Negli ultimi giorni un video che mostra una Xiaomi SU7 “prendere fuoco e sembrare un fuoco d’artificio” ha iniziato a circolare con forza sui social cinesi, alimentando dubbi e speculazioni sulla sicurezza del veicolo e, soprattutto, sulla batteria.
Vista la risonanza del caso, Xiaomi è intervenuta ufficialmente per chiarire quanto accaduto.

Secondo quanto comunicato dall’azienda, l’incidente si è verificato il 1° febbraio a Yingkou, nella provincia del Liaoning. Una SU7 ha iniziato a emettere fumo e a incendiarsi nella zona del sedile del conducente. I vigili del fuoco sono intervenuti rapidamente e l’incendio è stato spento senza feriti.
Le due conclusioni chiave dell’indagine ufficiale
Xiaomi conferma di aver ricevuto il rapporto ufficiale di accertamento, dal quale emergono due punti fondamentali:
- La causa dell’incendio non è legata al veicolo in sé, ma a una fonte di accensione lasciata all’interno dell’abitacolo, che ha innescato materiali infiammabili nelle vicinanze del sedile del conducente.
- L’effetto visivo definito online come “fuochi d’artificio” non è collegato alla batteria, ma è stato causato dalla combustione ed esplosione dei generatori degli airbag di sicurezza, coinvolti dalle fiamme.
Xiaomi sottolinea quindi che batteria e sistema ad alta tensione non sono stati coinvolti nell’evento.
Perché un airbag può sembrare “un’esplosione”

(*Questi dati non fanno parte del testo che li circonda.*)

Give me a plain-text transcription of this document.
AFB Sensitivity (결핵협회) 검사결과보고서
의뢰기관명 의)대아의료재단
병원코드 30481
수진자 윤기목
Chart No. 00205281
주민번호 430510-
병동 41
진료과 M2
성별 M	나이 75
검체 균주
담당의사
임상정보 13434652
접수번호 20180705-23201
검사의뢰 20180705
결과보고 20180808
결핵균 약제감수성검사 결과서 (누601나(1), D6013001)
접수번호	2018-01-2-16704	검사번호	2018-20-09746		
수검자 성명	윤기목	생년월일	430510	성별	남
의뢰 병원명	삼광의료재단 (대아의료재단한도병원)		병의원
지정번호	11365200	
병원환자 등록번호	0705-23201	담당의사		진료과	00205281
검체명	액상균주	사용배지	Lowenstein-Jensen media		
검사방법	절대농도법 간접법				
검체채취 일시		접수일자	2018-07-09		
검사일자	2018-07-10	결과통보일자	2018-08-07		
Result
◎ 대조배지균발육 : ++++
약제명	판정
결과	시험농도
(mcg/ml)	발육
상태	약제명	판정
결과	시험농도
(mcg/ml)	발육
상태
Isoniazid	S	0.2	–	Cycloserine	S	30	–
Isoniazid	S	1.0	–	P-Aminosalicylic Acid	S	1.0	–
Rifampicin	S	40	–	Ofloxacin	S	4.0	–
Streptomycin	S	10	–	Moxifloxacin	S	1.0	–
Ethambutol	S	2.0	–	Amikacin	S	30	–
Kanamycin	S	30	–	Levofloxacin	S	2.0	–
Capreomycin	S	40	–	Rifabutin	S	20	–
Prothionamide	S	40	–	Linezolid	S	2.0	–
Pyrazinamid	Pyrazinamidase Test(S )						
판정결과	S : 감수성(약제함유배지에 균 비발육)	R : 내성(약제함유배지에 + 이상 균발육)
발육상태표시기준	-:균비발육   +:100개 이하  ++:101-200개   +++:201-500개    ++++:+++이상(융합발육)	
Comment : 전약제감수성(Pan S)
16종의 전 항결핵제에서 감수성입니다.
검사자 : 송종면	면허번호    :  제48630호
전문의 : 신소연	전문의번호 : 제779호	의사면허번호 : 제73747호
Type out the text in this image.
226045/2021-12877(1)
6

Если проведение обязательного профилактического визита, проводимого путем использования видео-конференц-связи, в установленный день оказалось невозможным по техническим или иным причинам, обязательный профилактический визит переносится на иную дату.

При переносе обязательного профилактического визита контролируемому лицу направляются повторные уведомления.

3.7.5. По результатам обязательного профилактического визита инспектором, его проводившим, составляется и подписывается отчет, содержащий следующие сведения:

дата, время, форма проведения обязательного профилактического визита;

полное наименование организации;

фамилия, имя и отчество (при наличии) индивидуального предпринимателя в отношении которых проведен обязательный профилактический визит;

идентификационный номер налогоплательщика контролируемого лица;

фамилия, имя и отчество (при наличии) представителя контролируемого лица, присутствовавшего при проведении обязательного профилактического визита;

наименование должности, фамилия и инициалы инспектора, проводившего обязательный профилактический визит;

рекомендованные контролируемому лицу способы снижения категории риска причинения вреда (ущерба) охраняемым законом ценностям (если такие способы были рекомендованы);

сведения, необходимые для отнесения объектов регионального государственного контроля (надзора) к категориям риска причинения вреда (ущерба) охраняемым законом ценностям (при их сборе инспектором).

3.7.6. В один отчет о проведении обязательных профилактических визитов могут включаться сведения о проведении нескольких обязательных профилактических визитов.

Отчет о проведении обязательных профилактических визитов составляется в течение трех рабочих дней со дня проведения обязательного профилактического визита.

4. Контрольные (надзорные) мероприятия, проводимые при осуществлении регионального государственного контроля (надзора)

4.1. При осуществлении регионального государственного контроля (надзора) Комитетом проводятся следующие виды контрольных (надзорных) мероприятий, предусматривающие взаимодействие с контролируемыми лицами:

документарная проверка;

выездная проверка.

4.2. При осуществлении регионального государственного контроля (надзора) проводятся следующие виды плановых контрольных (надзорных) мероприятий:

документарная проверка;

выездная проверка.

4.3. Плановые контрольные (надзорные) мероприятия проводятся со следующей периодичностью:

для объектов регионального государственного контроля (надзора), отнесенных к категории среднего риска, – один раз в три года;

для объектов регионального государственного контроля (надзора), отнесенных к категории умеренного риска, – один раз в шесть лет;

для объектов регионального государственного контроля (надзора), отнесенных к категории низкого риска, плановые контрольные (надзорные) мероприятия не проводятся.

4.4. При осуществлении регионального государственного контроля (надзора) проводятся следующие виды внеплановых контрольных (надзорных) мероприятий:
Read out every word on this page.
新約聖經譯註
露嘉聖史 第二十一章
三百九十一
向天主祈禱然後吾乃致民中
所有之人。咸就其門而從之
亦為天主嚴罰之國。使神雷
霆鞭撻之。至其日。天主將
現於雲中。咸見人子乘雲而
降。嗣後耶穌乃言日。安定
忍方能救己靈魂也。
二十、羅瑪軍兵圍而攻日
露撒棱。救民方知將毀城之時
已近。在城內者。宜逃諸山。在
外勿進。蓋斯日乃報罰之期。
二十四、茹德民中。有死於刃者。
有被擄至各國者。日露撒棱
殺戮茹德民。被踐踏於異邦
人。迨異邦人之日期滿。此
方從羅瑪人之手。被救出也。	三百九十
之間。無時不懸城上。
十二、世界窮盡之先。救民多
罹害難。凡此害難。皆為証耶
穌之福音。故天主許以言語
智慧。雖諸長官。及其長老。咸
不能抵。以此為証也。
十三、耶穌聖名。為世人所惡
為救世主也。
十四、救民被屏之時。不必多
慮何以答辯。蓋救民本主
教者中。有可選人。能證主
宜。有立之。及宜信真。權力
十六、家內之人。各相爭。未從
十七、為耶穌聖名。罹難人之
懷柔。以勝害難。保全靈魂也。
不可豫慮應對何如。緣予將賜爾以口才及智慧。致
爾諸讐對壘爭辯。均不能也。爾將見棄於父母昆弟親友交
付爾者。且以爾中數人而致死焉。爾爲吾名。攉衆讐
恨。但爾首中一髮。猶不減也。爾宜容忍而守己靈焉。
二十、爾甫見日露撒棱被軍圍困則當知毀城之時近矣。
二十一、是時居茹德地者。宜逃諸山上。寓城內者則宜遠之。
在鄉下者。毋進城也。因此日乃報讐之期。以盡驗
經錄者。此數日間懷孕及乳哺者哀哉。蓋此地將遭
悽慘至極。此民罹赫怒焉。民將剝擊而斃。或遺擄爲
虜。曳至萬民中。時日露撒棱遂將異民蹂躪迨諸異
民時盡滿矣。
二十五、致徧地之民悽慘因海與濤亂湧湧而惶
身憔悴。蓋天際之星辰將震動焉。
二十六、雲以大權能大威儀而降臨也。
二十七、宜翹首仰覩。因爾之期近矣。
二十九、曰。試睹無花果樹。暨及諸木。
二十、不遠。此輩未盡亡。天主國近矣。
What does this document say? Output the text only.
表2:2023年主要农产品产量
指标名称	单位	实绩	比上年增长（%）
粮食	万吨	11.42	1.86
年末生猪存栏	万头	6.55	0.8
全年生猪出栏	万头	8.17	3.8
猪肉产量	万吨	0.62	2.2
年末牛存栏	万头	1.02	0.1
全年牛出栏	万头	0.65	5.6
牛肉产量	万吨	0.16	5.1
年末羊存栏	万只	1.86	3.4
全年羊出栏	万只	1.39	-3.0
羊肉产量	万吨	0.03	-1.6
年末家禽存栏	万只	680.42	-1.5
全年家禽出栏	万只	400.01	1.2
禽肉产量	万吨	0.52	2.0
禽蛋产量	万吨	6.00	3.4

Dal punto di vista tecnico, gli airbag utilizzano composti ad alto rilascio di gas (come il nitrato/derivati dell’azoto) che, in condizioni normali, reagiscono in modo controllato all’interno di un contenitore sigillato.
In caso di incendio esterno e rottura dell’involucro, la reazione può diventare visivamente spettacolare, con scintille, fiamme e frammenti incandescenti — da qui l’effetto “pirotecnico” visibile nel video.
Xiaomi invita alla prudenza
L’azienda ribadisce infine l’invito a non credere a voci infondate e a non diffondere informazioni non verificate, ricordando l’importanza di non lasciare nell’abitacolo oggetti potenzialmente pericolosi, come accendini, power bank o dispositivi soggetti a pressione e calore.
Xiaomi ha inoltre dichiarato che sta assistendo il proprietario del veicolo nella gestione delle fasi successive all’incidente.